With the regional imaging platform in place, medical images and healthcare data of public hospitals are now centrally stored, managed, and analyzed at the district level. This allows Longgang District to implement data-backed health planning. The platform provides professional image reading tools on doctors' diagnosis workstations. All medical images that a patient has taken at any hospital within the district are aggregated to the platform for hospitals to access.
In addition, as electronic copies of medical images become increasingly available, patients can now query their imaging test results online anytime and anywhere instead of needing to print the images. This also helps hospitals save costs. The 12 hospitals in Longgang deliver a total of 1.57 million radiology tests annually, and 48.9% of patients choose to view their results in electronic copies on the cloud. If the average cost of a printed image is US$1.2, then viewing images on the cloud can save the hospitals over US$930,000.

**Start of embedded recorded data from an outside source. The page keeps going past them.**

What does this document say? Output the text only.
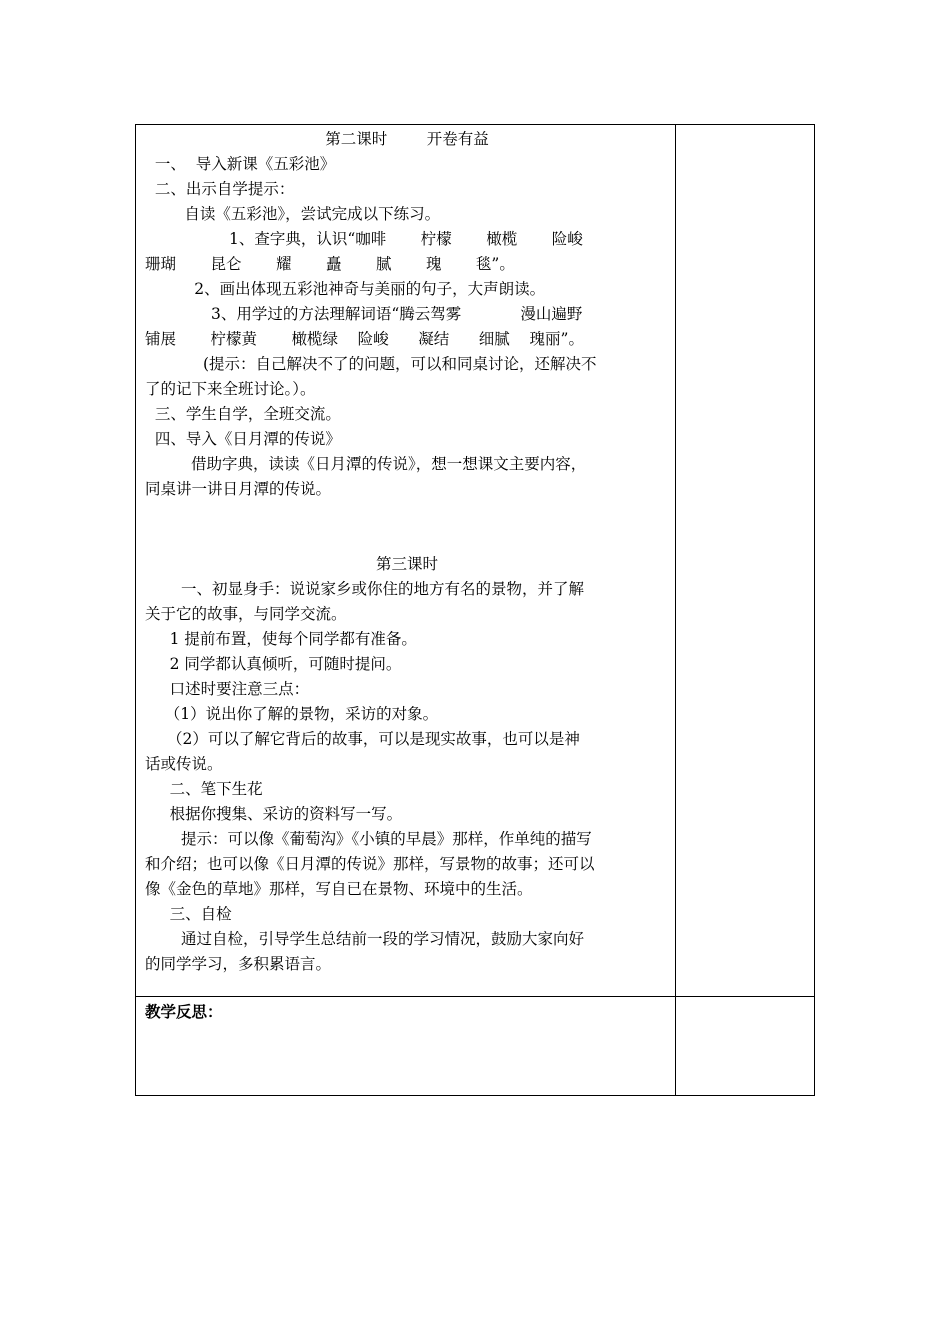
第二课时        开卷有益
一、  导入新课《五彩池》
二、出示自学提示：
自读《五彩池》，尝试完成以下练习。
1、查字典，认识“咖啡       柠檬       橄榄       险峻
珊瑚       昆仑       耀       矗       腻       瑰       毯”。
2、画出体现五彩池神奇与美丽的句子，大声朗读。
3、用学过的方法理解词语“腾云驾雾            漫山遍野
铺展       柠檬黄       橄榄绿    险峻      凝结      细腻    瑰丽”。
(提示：自己解决不了的问题，可以和同桌讨论，还解决不
了的记下来全班讨论。）。
三、学生自学，全班交流。
四、导入《日月潭的传说》
借助字典，读读《日月潭的传说》，想一想课文主要内容，
同桌讲一讲日月潭的传说。
第三课时
一、初显身手：说说家乡或你住的地方有名的景物，并了解
关于它的故事，与同学交流。
1 提前布置，使每个同学都有准备。
2 同学都认真倾听，可随时提问。
口述时要注意三点：
（1）说出你了解的景物，采访的对象。
（2）可以了解它背后的故事，可以是现实故事，也可以是神
话或传说。
二、笔下生花
根据你搜集、采访的资料写一写。
提示：可以像《葡萄沟》《小镇的早晨》那样，作单纯的描写
和介绍；也可以像《日月潭的传说》那样，写景物的故事；还可以
像《金色的草地》那样，写自已在景物、环境中的生活。
三、自检
通过自检，引导学生总结前一段的学习情况，鼓励大家向好
的同学学习，多积累语言。
教学反思：
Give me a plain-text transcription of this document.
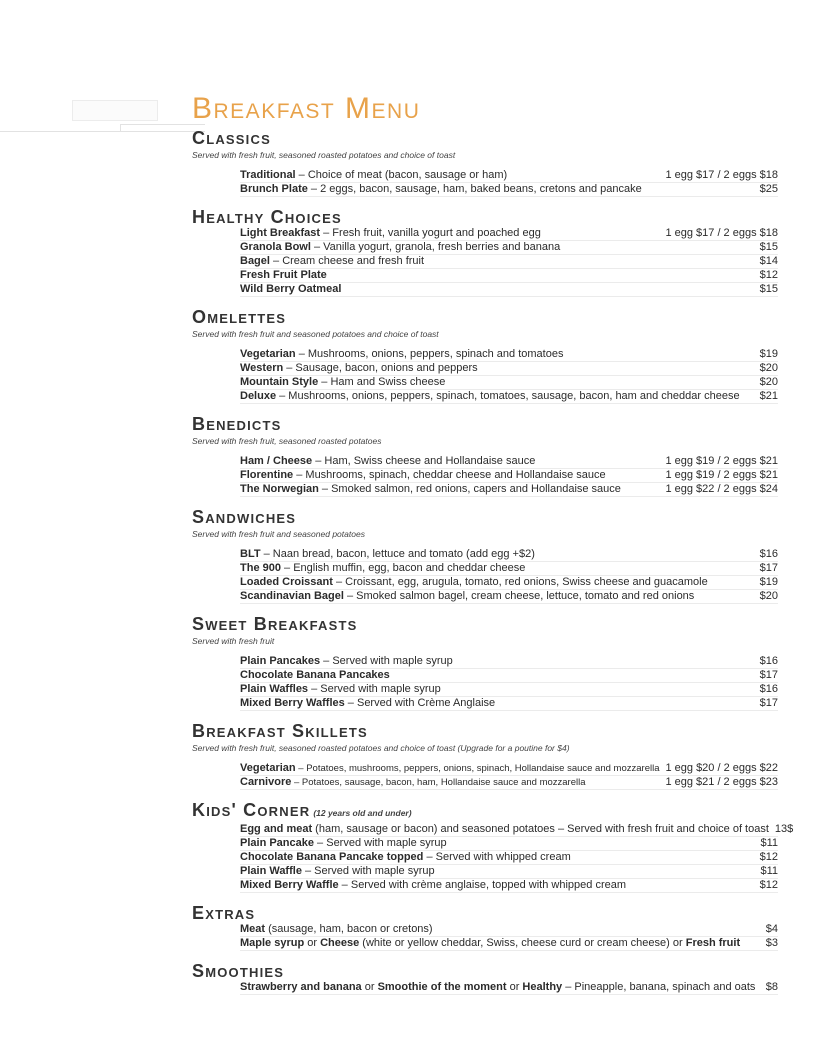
Breakfast Menu
Classics
Served with fresh fruit, seasoned roasted potatoes and choice of toast
Traditional – Choice of meat (bacon, sausage or ham)	1 egg $17 / 2 eggs $18
Brunch Plate – 2 eggs, bacon, sausage, ham, baked beans, cretons and pancake	$25
Healthy Choices
Light Breakfast – Fresh fruit, vanilla yogurt and poached egg	1 egg $17 / 2 eggs $18
Granola Bowl – Vanilla yogurt, granola, fresh berries and banana	$15
Bagel – Cream cheese and fresh fruit	$14
Fresh Fruit Plate	$12
Wild Berry Oatmeal	$15
Omelettes
Served with fresh fruit and seasoned potatoes and choice of toast
Vegetarian – Mushrooms, onions, peppers, spinach and tomatoes	$19
Western – Sausage, bacon, onions and peppers	$20
Mountain Style – Ham and Swiss cheese	$20
Deluxe – Mushrooms, onions, peppers, spinach, tomatoes, sausage, bacon, ham and cheddar cheese	$21
Benedicts
Served with fresh fruit, seasoned roasted potatoes
Ham / Cheese – Ham, Swiss cheese and Hollandaise sauce	1 egg $19 / 2 eggs $21
Florentine – Mushrooms, spinach, cheddar cheese and Hollandaise sauce	1 egg $19 / 2 eggs $21
The Norwegian – Smoked salmon, red onions, capers and Hollandaise sauce	1 egg $22 / 2 eggs $24
Sandwiches
Served with fresh fruit and seasoned potatoes
BLT – Naan bread, bacon, lettuce and tomato (add egg +$2)	$16
The 900 – English muffin, egg, bacon and cheddar cheese	$17
Loaded Croissant – Croissant, egg, arugula, tomato, red onions, Swiss cheese and guacamole	$19
Scandinavian Bagel – Smoked salmon bagel, cream cheese, lettuce, tomato and red onions	$20
Sweet Breakfasts
Served with fresh fruit
Plain Pancakes – Served with maple syrup	$16
Chocolate Banana Pancakes	$17
Plain Waffles – Served with maple syrup	$16
Mixed Berry Waffles – Served with Crème Anglaise	$17
Breakfast Skillets
Served with fresh fruit, seasoned roasted potatoes and choice of toast (Upgrade for a poutine for $4)
Vegetarian – Potatoes, mushrooms, peppers, onions, spinach, Hollandaise sauce and mozzarella 1 egg $20 / 2 eggs $22
Carnivore – Potatoes, sausage, bacon, ham, Hollandaise sauce and mozzarella	1 egg $21 / 2 eggs $23
Kids' Corner (12 years old and under)
Egg and meat (ham, sausage or bacon) and seasoned potatoes – Served with fresh fruit and choice of toast 13$
Plain Pancake – Served with maple syrup	$11
Chocolate Banana Pancake topped – Served with whipped cream	$12
Plain Waffle – Served with maple syrup	$11
Mixed Berry Waffle – Served with crème anglaise, topped with whipped cream	$12
Extras
Meat (sausage, ham, bacon or cretons)	$4
Maple syrup or Cheese (white or yellow cheddar, Swiss, cheese curd or cream cheese) or Fresh fruit	$3
Smoothies
Strawberry and banana or Smoothie of the moment or Healthy – Pineapple, banana, spinach and oats $8
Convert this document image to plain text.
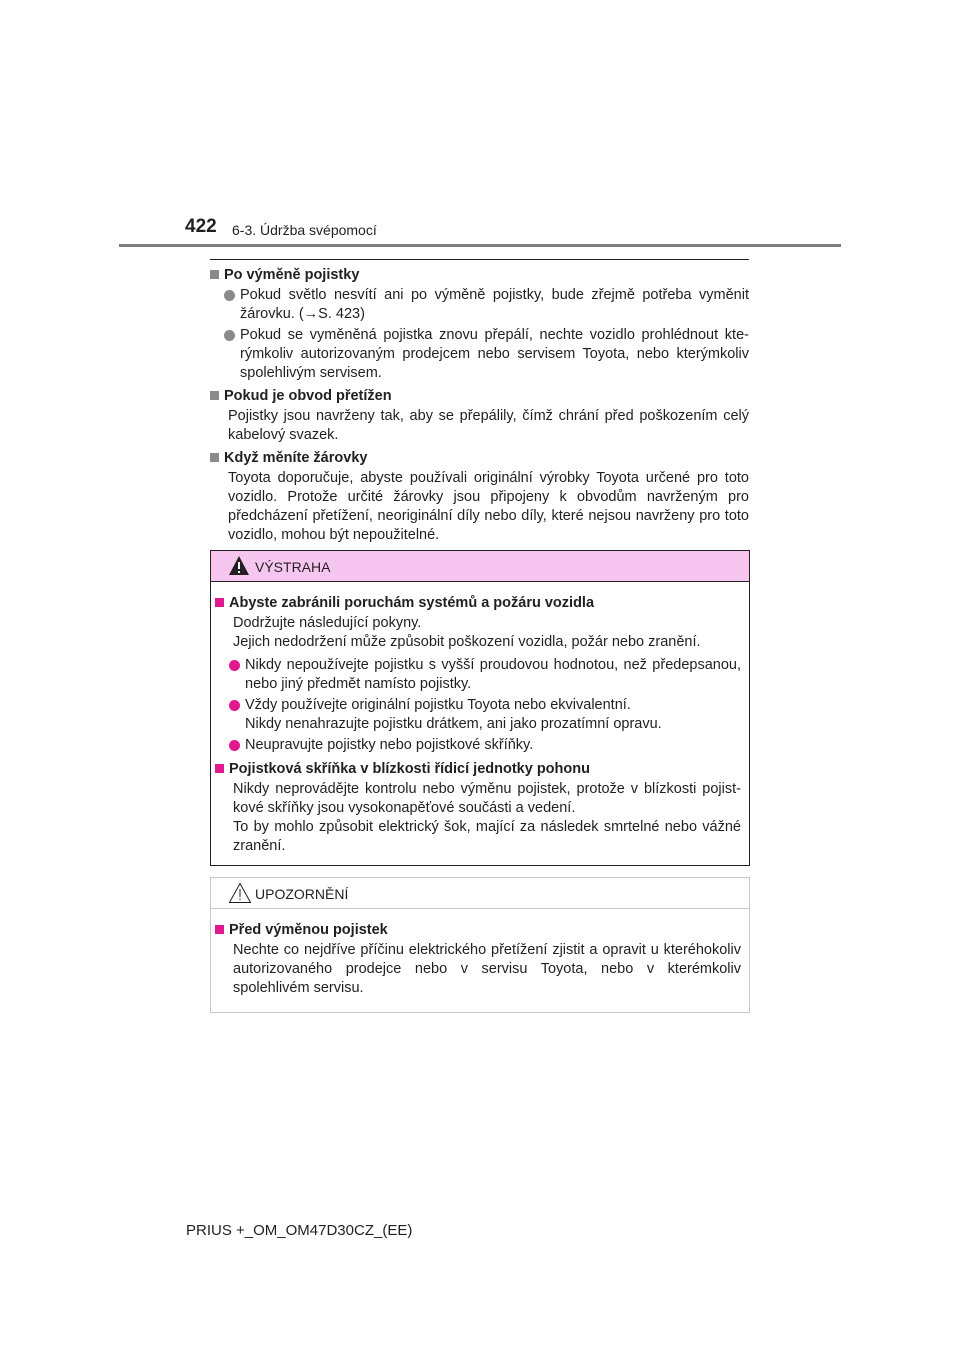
422 6-3. Údržba svépomocí
Po výměně pojistky
Pokud světlo nesvítí ani po výměně pojistky, bude zřejmě potřeba vyměnit žárovku. (→S. 423)
Pokud se vyměněná pojistka znovu přepálí, nechte vozidlo prohlédnout kterýmkoliv autorizovaným prodejcem nebo servisem Toyota, nebo kterýmkoliv spolehlivým servisem.
Pokud je obvod přetížen
Pojistky jsou navrženy tak, aby se přepálily, čímž chrání před poškozením celý kabelový svazek.
Když měníte žárovky
Toyota doporučuje, abyste používali originální výrobky Toyota určené pro toto vozidlo. Protože určité žárovky jsou připojeny k obvodům navrženým pro předcházení přetížení, neoriginální díly nebo díly, které nejsou navrženy pro toto vozidlo, mohou být nepoužitelné.
VÝSTRAHA
Abyste zabránili poruchám systémů a požáru vozidla
Dodržujte následující pokyny.
Jejich nedodržení může způsobit poškození vozidla, požár nebo zranění.
Nikdy nepoužívejte pojistku s vyšší proudovou hodnotou, než předepsanou, nebo jiný předmět namísto pojistky.
Vždy používejte originální pojistku Toyota nebo ekvivalentní.
Nikdy nenahrazujte pojistku drátkem, ani jako prozatímní opravu.
Neupravujte pojistky nebo pojistkové skříňky.
Pojistková skříňka v blízkosti řídicí jednotky pohonu
Nikdy neprovádějte kontrolu nebo výměnu pojistek, protože v blízkosti pojistkové skříňky jsou vysokonapěťové součásti a vedení.
To by mohlo způsobit elektrický šok, mající za následek smrtelné nebo vážné zranění.
UPOZORNĚNÍ
Před výměnou pojistek
Nechte co nejdříve příčinu elektrického přetížení zjistit a opravit u kteréhokoliv autorizovaného prodejce nebo v servisu Toyota, nebo v kterémkoliv spolehlivém servisu.
PRIUS +_OM_OM47D30CZ_(EE)
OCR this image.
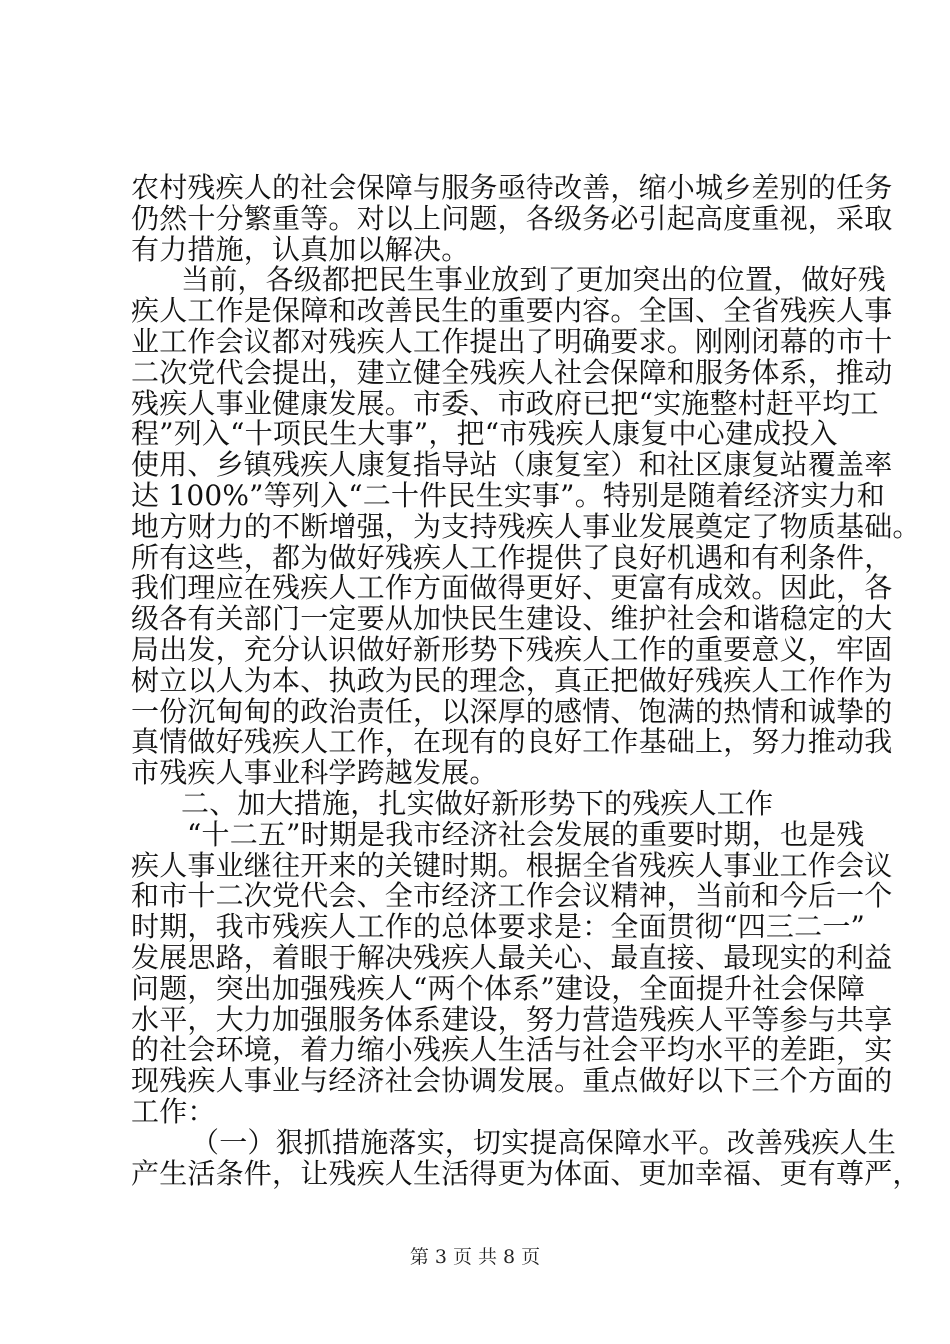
农村残疾人的社会保障与服务亟待改善，缩小城乡差别的任务
仍然十分繁重等。对以上问题，各级务必引起高度重视，采取
有力措施，认真加以解决。
当前，各级都把民生事业放到了更加突出的位置，做好残
疾人工作是保障和改善民生的重要内容。全国、全省残疾人事
业工作会议都对残疾人工作提出了明确要求。刚刚闭幕的市十
二次党代会提出，建立健全残疾人社会保障和服务体系，推动
残疾人事业健康发展。市委、市政府已把“实施整村赶平均工
程”列入“十项民生大事”，把“市残疾人康复中心建成投入
使用、乡镇残疾人康复指导站（康复室）和社区康复站覆盖率
达 100%”等列入“二十件民生实事”。特别是随着经济实力和
地方财力的不断增强，为支持残疾人事业发展奠定了物质基础。
所有这些，都为做好残疾人工作提供了良好机遇和有利条件，
我们理应在残疾人工作方面做得更好、更富有成效。因此，各
级各有关部门一定要从加快民生建设、维护社会和谐稳定的大
局出发，充分认识做好新形势下残疾人工作的重要意义，牢固
树立以人为本、执政为民的理念，真正把做好残疾人工作作为
一份沉甸甸的政治责任，以深厚的感情、饱满的热情和诚挚的
真情做好残疾人工作，在现有的良好工作基础上，努力推动我
市残疾人事业科学跨越发展。
二、加大措施，扎实做好新形势下的残疾人工作
“十二五”时期是我市经济社会发展的重要时期，也是残
疾人事业继往开来的关键时期。根据全省残疾人事业工作会议
和市十二次党代会、全市经济工作会议精神，当前和今后一个
时期，我市残疾人工作的总体要求是：全面贯彻“四三二一”
发展思路，着眼于解决残疾人最关心、最直接、最现实的利益
问题，突出加强残疾人“两个体系”建设，全面提升社会保障
水平，大力加强服务体系建设，努力营造残疾人平等参与共享
的社会环境，着力缩小残疾人生活与社会平均水平的差距，实
现残疾人事业与经济社会协调发展。重点做好以下三个方面的
工作：
（一）狠抓措施落实，切实提高保障水平。改善残疾人生
产生活条件，让残疾人生活得更为体面、更加幸福、更有尊严，
第 3 页 共 8 页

With efficient and convenient medical services at their doorsteps, Longgang citizens now enjoy a better healthcare experience than ever before. "In the past, I had to queue time and time again during a hospital visit: to see the doctor, take imaging tests, and get the test reports. I also didn't know how to properly preserve the printed images," said a patient at the hospital. "If I went to another hospital, I had to do the same tests all over again. Follow-up visits were also a headache. But now, everything is just so convenient!"
Zhu Yanyan, Director of the Smart Health Center of Longgang District Health Bureau, said, "Huawei's solution helps Longgang build a solid foundation for the regional imaging platform and allow data to serve patients. Next, we will continue to develop new functions, break data barriers, and keep improving the patient-centered regional medical imaging platform. We will also promote cross-regional imaging information sharing."